The Loneliest Road

Another planet grows and shrinks away,

the heliosphere an ebbing memory,

you streaking like a wayward gamma ray.

Around your vessel blooms a potpourri

of comet, nebula, dark energy

rushing you through the void, accelerating,

all you’ve ever cared for quickly fading.

What road is lonelier than the universe?

For decades one could sail and never stumble

across another soul. Things could be worse.

Distracted, you could accidentally bumble

too close to a cosmic gullet and wildly tumble,

yet really no more lost than where you coast

past eagle, spider, witch-head, horsehead, ghost.

Though wandering through space entails great risk,

you have no choice — the sun’s begun to swell.
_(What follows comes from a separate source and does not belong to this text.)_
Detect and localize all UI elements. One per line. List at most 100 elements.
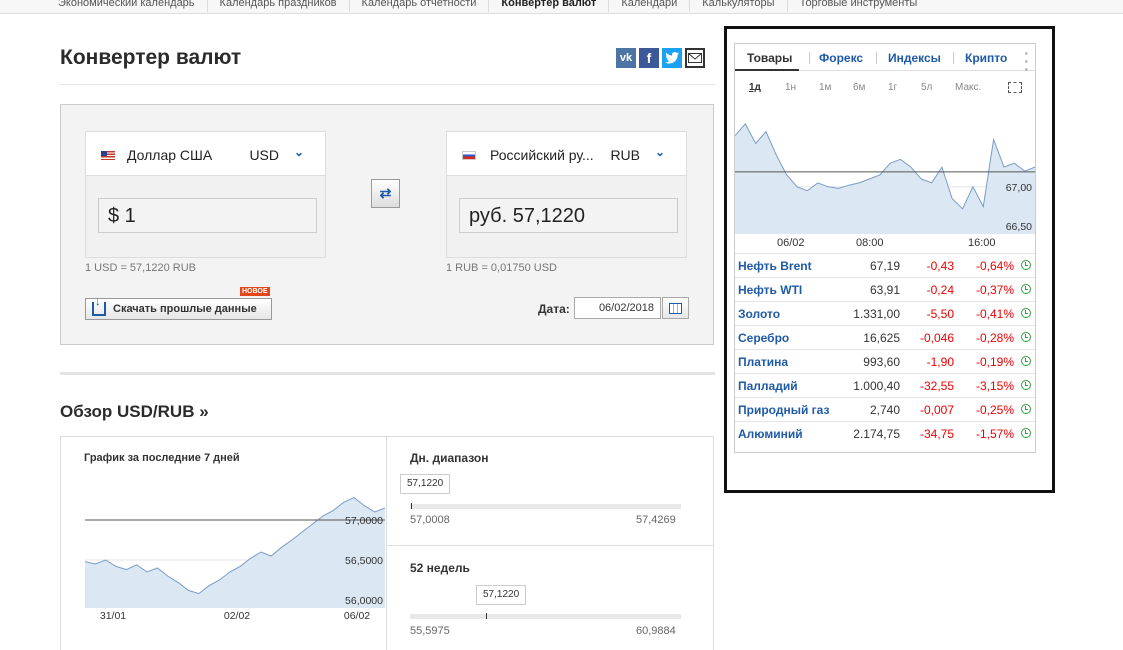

While moving at velocities as brisk

as jets of interstellar wind, you smell

the rabbitbrush, the desert breezes, dwell

on sounds of soughing yucca palms and creeks,

glimpse bighorn bounding boulders, rusty streaks

of sunsets. As you near the edge of space,

you think of the stone tools your forebears used

while breathing mayfly lives, a vanished race

in tune with wilderness; and, though you’ve cruised

for torrents of time now down this road suffused

with radiation, your single mutant eye

still sees, not stars, but fireflies in July.

Note: The title alludes to Highway 50, The Loneliest Road in America.